One of 25 hand picked for the Foreign Office fast track, Rory Stewart quit after five years to go wa

Early life

Stewart was born in Hong Kong in 1973. His father Brian, a military man had fought on the beaches of Normandy and then became a diplomat, while his mother Sally, is an academic and economist. He has two older half sisters and one younger sister.

At eight he came to the UK where he was educated at Eton and Oxford, with a stint in the Black Watch in between.

While in his third year Stewart was ‘half talked into’ applying for the Foreign Office (FC0) by his mother. Despite his reluctance he was one of 25 hand picked to join the coveted FCO career fast track.

Foreign and Commonwealth Office

It was September 1995 when Stewart started working at the FO in London. For the first time, he says, he felt like he was actually doing something. “I was living in London,in my own flat, getting to walk across St James’ park in the mornings, going to work in a beautiful building.”

Despite flying around to different embassies and feeling the job was a joy he was starting to get tired. Exhausted from chasing girls, partying and, of course, working, his next move, two years later, was Indonesia.

“Suddenly I was in a suburb on East Java and living with a family, learning Indonesian. Everything about growing up in Malaysia came flooding back to me. I felt fitter, brighter and happier.”

After a couple of months he was put into the embassy in Jakarta, running the economic section. It was shortly after his start that the Asian financial crisis of 1997 hit. “It was very exciting and not too dissimilar to what is happening here now. The experience taught me that experts don’t always know what’s going on.”

Despite everyone saying the economy was going so well, Stewart says he was one of the pessimistic people who predicted the depth of that crisis. “Everyone’s predictions go out of the window. And I believe we’re still there.”

After two years, Stewart was then posted to Montenegro in the wake of the Kosovo campaign. This time he wasn’t a member of a large team but on his own.

“I definitely had one of those moments, where you take a step back and look at what you’re doing and think ‘this is ridiculous!' I was sent as the British representative and I was only 26."

It was prestigious, interesting and his closest boss was in London.

Was he taken seriously though being so young? “I might have had more luck if I was older but at the time I wasn’t conscious of my age being a problem.

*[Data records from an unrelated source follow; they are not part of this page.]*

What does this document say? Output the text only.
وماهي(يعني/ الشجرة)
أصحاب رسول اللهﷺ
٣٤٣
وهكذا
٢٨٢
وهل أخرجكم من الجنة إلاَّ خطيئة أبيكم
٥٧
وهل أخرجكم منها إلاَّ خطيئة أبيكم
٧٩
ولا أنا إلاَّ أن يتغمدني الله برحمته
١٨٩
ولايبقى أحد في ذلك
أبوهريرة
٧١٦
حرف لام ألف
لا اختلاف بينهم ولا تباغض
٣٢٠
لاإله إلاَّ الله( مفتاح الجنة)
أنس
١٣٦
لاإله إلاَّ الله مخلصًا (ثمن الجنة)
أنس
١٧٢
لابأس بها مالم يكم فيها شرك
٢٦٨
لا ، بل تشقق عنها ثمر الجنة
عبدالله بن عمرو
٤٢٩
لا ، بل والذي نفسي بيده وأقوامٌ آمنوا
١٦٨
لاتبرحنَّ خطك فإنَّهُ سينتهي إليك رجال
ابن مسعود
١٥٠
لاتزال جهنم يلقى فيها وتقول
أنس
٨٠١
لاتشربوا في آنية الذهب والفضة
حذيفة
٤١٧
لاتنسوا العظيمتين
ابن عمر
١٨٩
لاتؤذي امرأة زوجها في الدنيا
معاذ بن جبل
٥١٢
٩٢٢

Everyone was very polite and obviously people did want to be seen to be working with Britain.”

Stewart sees both Indonesia and Montenegro as unusual postings. “They were surreal and almost comical, I had to give the impression obviously that this was all totally natural.”

Walking and books

Once his time in Montenegro was up, Stewart decided to leave. He'd been with the FCO for five years. It was at this point that he began the walk that would lead to his critically acclaimed book, The Places in Between. He had previously taken a two week walk while in Indonesia to Irian Jaya with two friends. This time around it was to last 20 months and he was to be alone for most of it.

Stewart has claimed that he didn’t feel he was cut out for a standard FCO posting and so wanted to just try something new. Stewart says walking is his way to free his mind, to contemplate and learn. Initially Stewart planned to walk around the world, however, plans change and in the late summer of 2000 he headed East from the Turkish-Iranian border.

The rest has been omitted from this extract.